DNA methylation analysis of selected genes for the detection of early-stage lung cancer using circulating cell-free DNA

Abstract

Background. Lung cancer is still the deadliest cancer in the world, but early diagnosis cannot be achieved because of the limitations of diagnostic methods. DNA methylation has been proven to be a potentially powerful tool for cancer detection and diagnosis over the past decade. Objectives. We explored whether free DNA methylation in plasma can be a reliable biomarker for noninvasive lung cancer detection. Material and methods. We detected the methylation of 8 genes in plasma-free DNA of patients with pulmonary space-occupying lesions using real-time quantitative methylation-specific polymerase chain reaction (QMSP). Among the 50 selected patients, 39 were confirmed using pathological analysis as having early lung cancer and 11 had an inflammatory pseudotumor. Results. The QMSP detection showed that the methylation levels of 8 genes in the patients were significantly higher than in the non-lung cancer group.

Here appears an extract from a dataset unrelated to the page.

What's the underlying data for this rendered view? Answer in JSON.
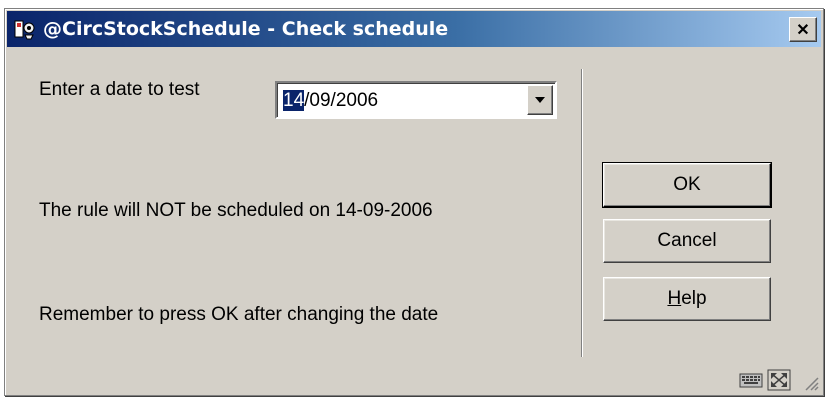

The methylation level of CALCA was the highest and the methylation level of HOXA9 was the lowest. Methylation of RASSF1A, CDKN2A and DLEC1 occured only in lung cancer patients, while methylation of CALCA, CDH13, PITX2, HOXA9, and WT1 occured not only in lung cancer patients, but also in non-lung cancers. The specificity reached 95~100%, whether for a single gene or overall, but the sensitivity was relatively low for each gene. The sensitivity can reach 72% if the methylation of any of the 8 genes is positive and the overall specificity was 91%. The positive and negative predictive values were 96% and 60%, respectively. Conclusions. Quantitative detection of DNA methylation in plasma is a potential method for early diagnosis of lung cancer.